Pires credited Beebe president and CEO Jeffrey Fried, who also testified Tuesday, for deciding not to fight the lawsuit but to try to get the hospital's insurance carriers to participate in a settlement.
    
The bulk of the settlement fund, about $112 million, comes from Beebe's insurance carriers, with a subsidiary of insurance giant American International Group Inc., contributing more than $70 million.  Beebe itself would contribute about $7.2 million in cash and $1 million worth of medical care to Bradley's victims over 15 years.
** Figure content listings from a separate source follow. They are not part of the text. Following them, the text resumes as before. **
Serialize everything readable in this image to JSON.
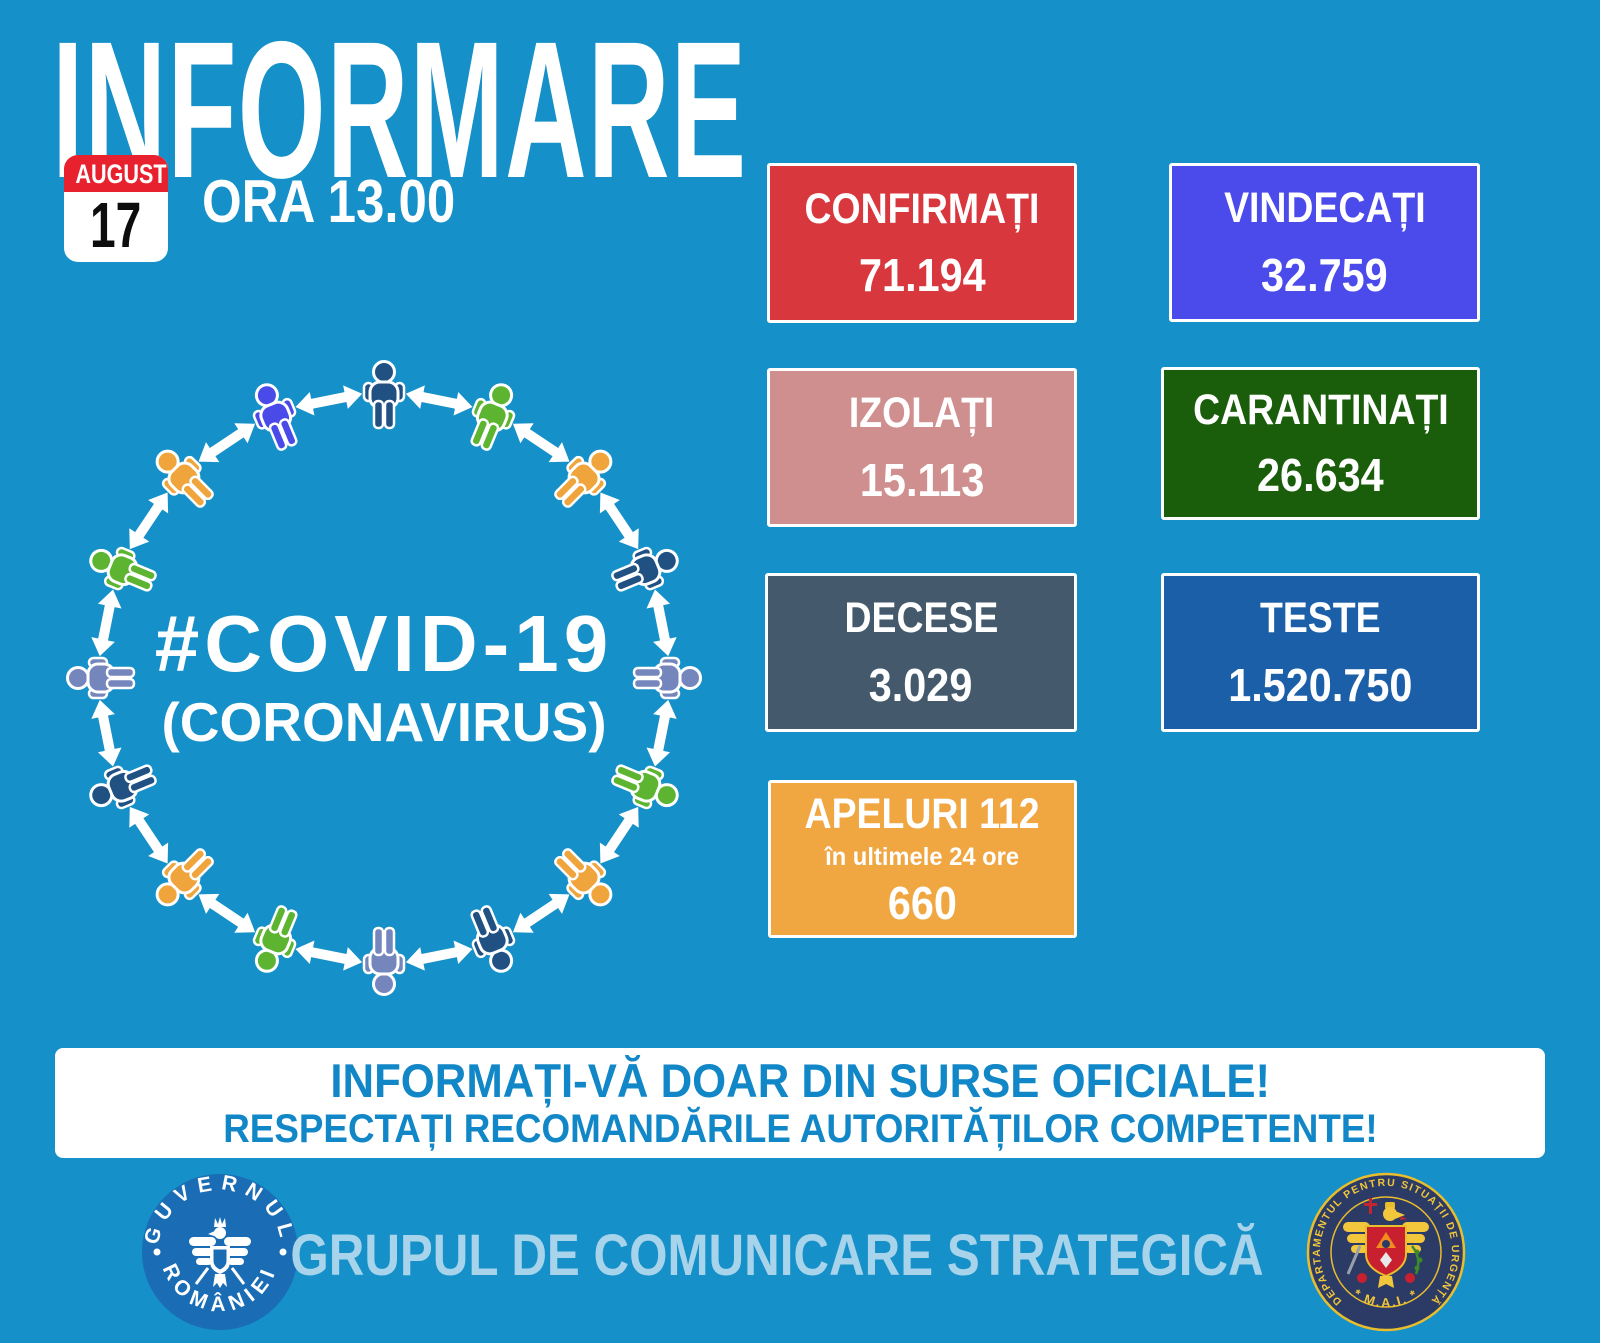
{
  "page": {
    "bg": "#1590C8"
  },
  "header": {
    "title": "INFORMARE",
    "time": "ORA 13.00",
    "calendar": {
      "month": "AUGUST",
      "day": "17",
      "band_color": "#E8212E"
    }
  },
  "diagram": {
    "title": "#COVID-19",
    "subtitle": "(CORONAVIRUS)",
    "arrow_color": "#FFFFFF",
    "people_colors": [
      "#215083",
      "#5CB431",
      "#F0A43C",
      "#215083",
      "#7586BD",
      "#5CB431",
      "#F0A43C",
      "#215083",
      "#7586BD",
      "#5CB431",
      "#F0A43C",
      "#215083",
      "#7586BD",
      "#5CB431",
      "#F0A43C",
      "#4A4AE8"
    ]
  },
  "stats": {
    "confirmati": {
      "label": "CONFIRMAȚI",
      "value": "71.194",
      "bg": "#D8373E"
    },
    "vindecati": {
      "label": "VINDECAȚI",
      "value": "32.759",
      "bg": "#4B4BEB"
    },
    "izolati": {
      "label": "IZOLAȚI",
      "value": "15.113",
      "bg": "#D08F8F"
    },
    "carantinati": {
      "label": "CARANTINAȚI",
      "value": "26.634",
      "bg": "#1A5D0B"
    },
    "decese": {
      "label": "DECESE",
      "value": "3.029",
      "bg": "#44596B"
    },
    "teste": {
      "label": "TESTE",
      "value": "1.520.750",
      "bg": "#1A5FA8"
    },
    "apeluri": {
      "label": "APELURI 112",
      "sublabel": "în ultimele 24 ore",
      "value": "660",
      "bg": "#F0A641"
    }
  },
  "banner": {
    "line1": "INFORMAȚI-VĂ DOAR DIN SURSE OFICIALE!",
    "line2": "RESPECTAȚI RECOMANDĂRILE AUTORITĂȚILOR COMPETENTE!",
    "text_color": "#1287C7"
  },
  "footer": {
    "group_label": "GRUPUL DE COMUNICARE STRATEGICĂ",
    "group_label_color": "#A7D3EB",
    "gov_logo": {
      "arc_top": "GUVERNUL",
      "arc_bottom": "ROMÂNIEI"
    },
    "dsu_logo": {
      "arc": "DEPARTAMENTUL PENTRU SITUAȚII DE URGENȚĂ",
      "bottom": "* M.A.I. *"
    }
  }
}
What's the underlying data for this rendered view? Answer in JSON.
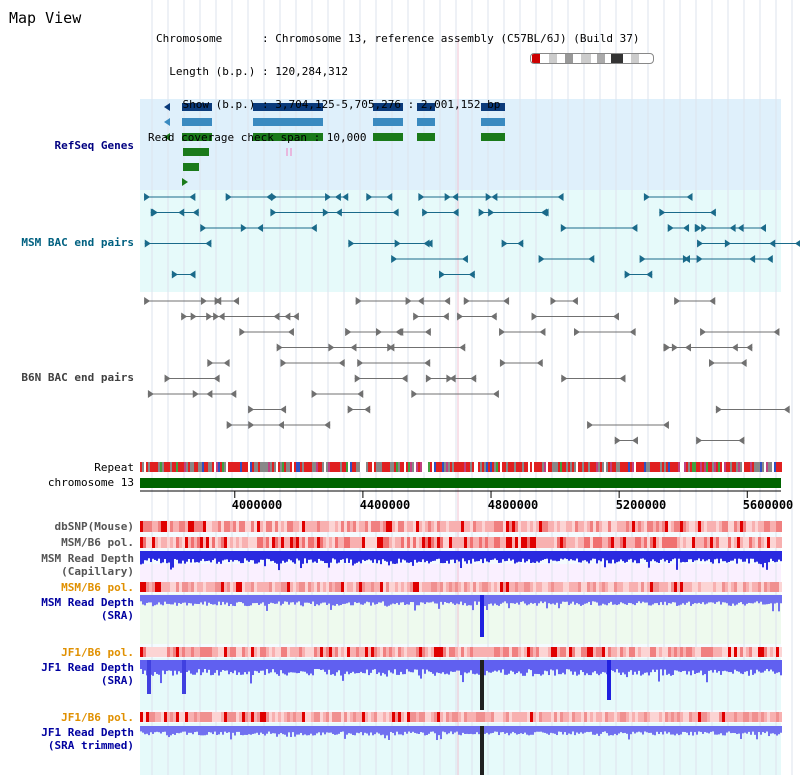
{
  "header": {
    "title": "Map View",
    "info_lines": [
      "Chromosome      : Chromosome 13, reference assembly (C57BL/6J) (Build 37)",
      "  Length (b.p.) : 120,284,312",
      "    Show (b.p.) : 3,704,125-5,705,276 : 2,001,152 bp",
      "Read coverage check span : 10,000"
    ]
  },
  "tracks": {
    "refseq": {
      "label": "RefSeq Genes",
      "color": "#000080"
    },
    "msm_bac": {
      "label": "MSM BAC end pairs",
      "color": "#006080"
    },
    "b6n_bac": {
      "label": "B6N BAC end pairs",
      "color": "#404040"
    },
    "repeat": {
      "label": "Repeat"
    },
    "chromosome": {
      "label": "chromosome 13"
    },
    "dbsnp": {
      "label": "dbSNP(Mouse)"
    },
    "msm_b6_pol1": {
      "label": "MSM/B6 pol."
    },
    "msm_depth_cap": {
      "label": "MSM Read Depth\n(Capillary)"
    },
    "msm_b6_pol2": {
      "label": "MSM/B6 pol."
    },
    "msm_depth_sra": {
      "label": "MSM Read Depth\n(SRA)"
    },
    "jf1_b6_pol1": {
      "label": "JF1/B6 pol."
    },
    "jf1_depth_sra": {
      "label": "JF1 Read Depth\n(SRA)"
    },
    "jf1_b6_pol2": {
      "label": "JF1/B6 pol."
    },
    "jf1_depth_trim": {
      "label": "JF1 Read Depth\n(SRA trimmed)"
    }
  },
  "axis": {
    "ticks": [
      "4000000",
      "4400000",
      "4800000",
      "5200000",
      "5600000"
    ],
    "tick_values": [
      4000000,
      4400000,
      4800000,
      5200000,
      5600000
    ],
    "range": [
      3704125,
      5705276
    ]
  },
  "colors": {
    "refseq_bg": "#dff0fb",
    "msm_bg": "#e6fafa",
    "chromosome_bar": "#006400",
    "depth_blue": "#4040ff",
    "pol_red": "#f08080",
    "label_navy": "#0000a0",
    "label_orange": "#e09000",
    "label_teal": "#006080"
  }
}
Insurance carriers for the non-Beebe defendants would contribute about $3 million to the settlement.
    
James Murray, an attorney hired by Beebe who specializes in insurance coverage issues, said months of negotiations culminated with Walsh calling attorneys to Philadelphia in late June for two days of intense mediation. The talks appeared to break down for good when insurance carriers made a final offer of $110 million that plaintiffs' attorneys rejected. It was only because plaintiffs' attorneys stopped for a restroom break before getting on an elevator that they were still around to accept a last-second suggestion by one of the carriers to raise the offer, Murray said.
    
Near the end of Tuesday's hearing, three people whose families have been affected by the Bradley accepted the judge's invitation to give their thoughts.
    
One woman said she was concerned about the number of people who may file claims in the case simply because their children were treated by Bradley "when you have an eight-year-old threatening to kill herself."
    
"My kid's living it every day. That bothers me," she said.
    
Another woman said she thought attorneys did the best they could but that no amount of money would make things better. She told the judge her biggest concern was constantly seeing Bradley's photograph on television and in the newspapers and the emotional impact it has on her.
    
"They keep showing this pig's face on the television set whenever they discuss his name," she said, wondering if it were possible for the court to impose a gag order to prevent media outlets from showing Bradley's photograph.